Mario es abandonado por su esposa y enseguida se da cuenta de que no está capacitado para hacerse cargo de sí mismo y, mucho menos, de criar en solitario a las dos hijas, Frida, de 14, y Nilki, de 17, que quedaron a su cargo. La primera reacción de este barbado empleado público para solucionar el problema es intentar, por supuesto que sin éxito, que Armelle vuelva al hogar a vivir con ellos y busca convencerla tomando clases de teatro en el lugar donde ella trabaja.
Así comienza El verdadero amor, primera película en solitario de Claire Burger, una de los tres ganadores (junto a Amachoukeli-Barsacq y Samuel Theis) de la Cámara de oro en Cannes 2014 por Mil noches, una boda. Si aquel debut estaba centrado en una mujer fuerte que trabajaba en un cabaret y descubría el amor, la cineasta ahora narra la autobiográfica historia de un hombre frágil que pierde a su pareja y queda a cargo de dos adolescentes mientras busca recomponerse.
Derrotado y sin saber bien qué hacer, Mario busca ideas mirando la tele en el sillón con su hija menor y las imágenes muestran que el agua no siempre es la mejor idea para apagar un incendio. “Si tuviera hijos, les enseñaría cosas como ésa, para defenderse o protegerse.
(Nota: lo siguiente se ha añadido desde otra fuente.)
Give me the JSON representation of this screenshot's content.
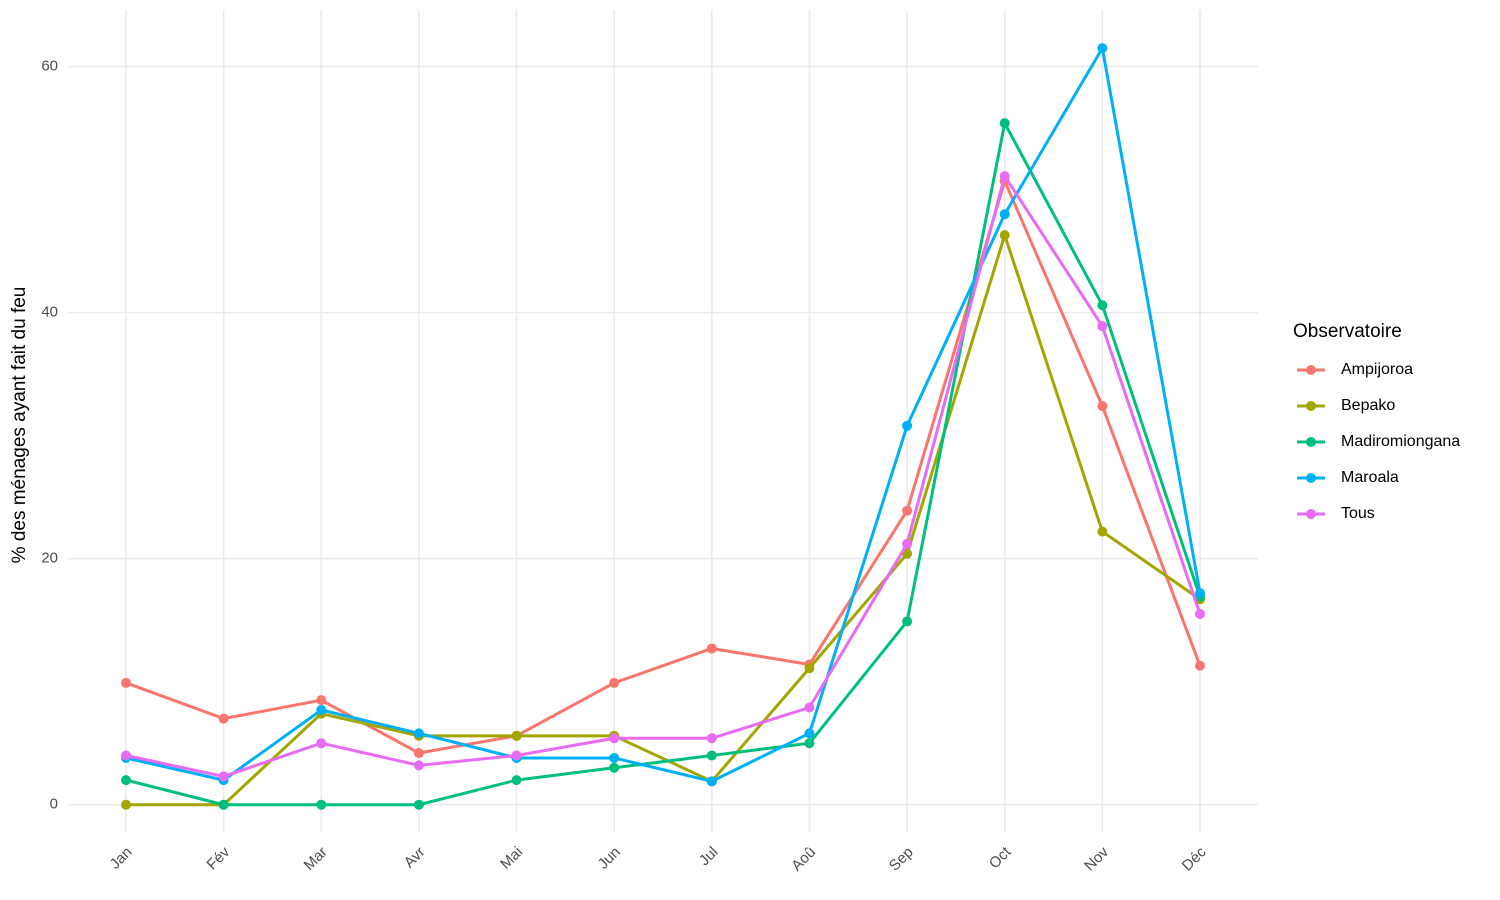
{
  "chart_data": {
    "type": "line",
    "y_label": "% des ménages ayant fait du feu",
    "legend_title": "Observatoire",
    "legend_position": "right",
    "grid": true,
    "categories": [
      "Jan",
      "Fév",
      "Mar",
      "Avr",
      "Mai",
      "Jun",
      "Jul",
      "Aoû",
      "Sep",
      "Oct",
      "Nov",
      "Déc"
    ],
    "ylim": [
      -2.3,
      64.6
    ],
    "yticks": [
      0,
      20,
      40,
      60
    ],
    "series": [
      {
        "name": "Ampijoroa",
        "color": "#f8766d",
        "values": [
          9.9,
          7.0,
          8.5,
          4.2,
          5.6,
          9.9,
          12.7,
          11.4,
          23.9,
          50.7,
          32.4,
          11.3
        ]
      },
      {
        "name": "Bepako",
        "color": "#a3a500",
        "values": [
          0,
          0,
          7.4,
          5.6,
          5.6,
          5.6,
          1.9,
          11.1,
          20.4,
          46.3,
          22.2,
          16.7
        ]
      },
      {
        "name": "Madiromiongana",
        "color": "#00bf7d",
        "values": [
          2.0,
          0,
          0,
          0,
          2.0,
          3.0,
          4.0,
          5.0,
          14.9,
          55.4,
          40.6,
          16.9
        ]
      },
      {
        "name": "Maroala",
        "color": "#00b0f6",
        "values": [
          3.8,
          2.0,
          7.7,
          5.8,
          3.8,
          3.8,
          1.9,
          5.8,
          30.8,
          48.0,
          61.5,
          17.2
        ]
      },
      {
        "name": "Tous",
        "color": "#e76bf3",
        "values": [
          4.0,
          2.3,
          5.0,
          3.2,
          4.0,
          5.4,
          5.4,
          7.9,
          21.2,
          51.1,
          38.9,
          15.5
        ]
      }
    ]
  }
}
Cómo reaccionar ante un atentado o cómo apagar un incendio. Podría ser útil”, reflexiona la pequeña en la más elocuente alegoría de Burger sobre el aprendizaje.
El verdadero amor es una película de crecimiento, tanto para Mario como para sus hijas, donde la cineasta decide encarar, en una única historia, las distintas miradas posibles sobre el amor, desde el descubrimiento de Frida hasta el desengaño de Mario, pasando por las relaciones pasajeras de Nilki o ese presente de Armelle que la cineasta da a entender con maestría con un único plano en un juego de dardos.
Burger se detiene demasiado en esos distintos puntos de vista, que tienen su correlato en la variopinta banda sonora de la película, y en definitiva termina perjudicando la fluidez narrativa en pos de insistir en la universalidad.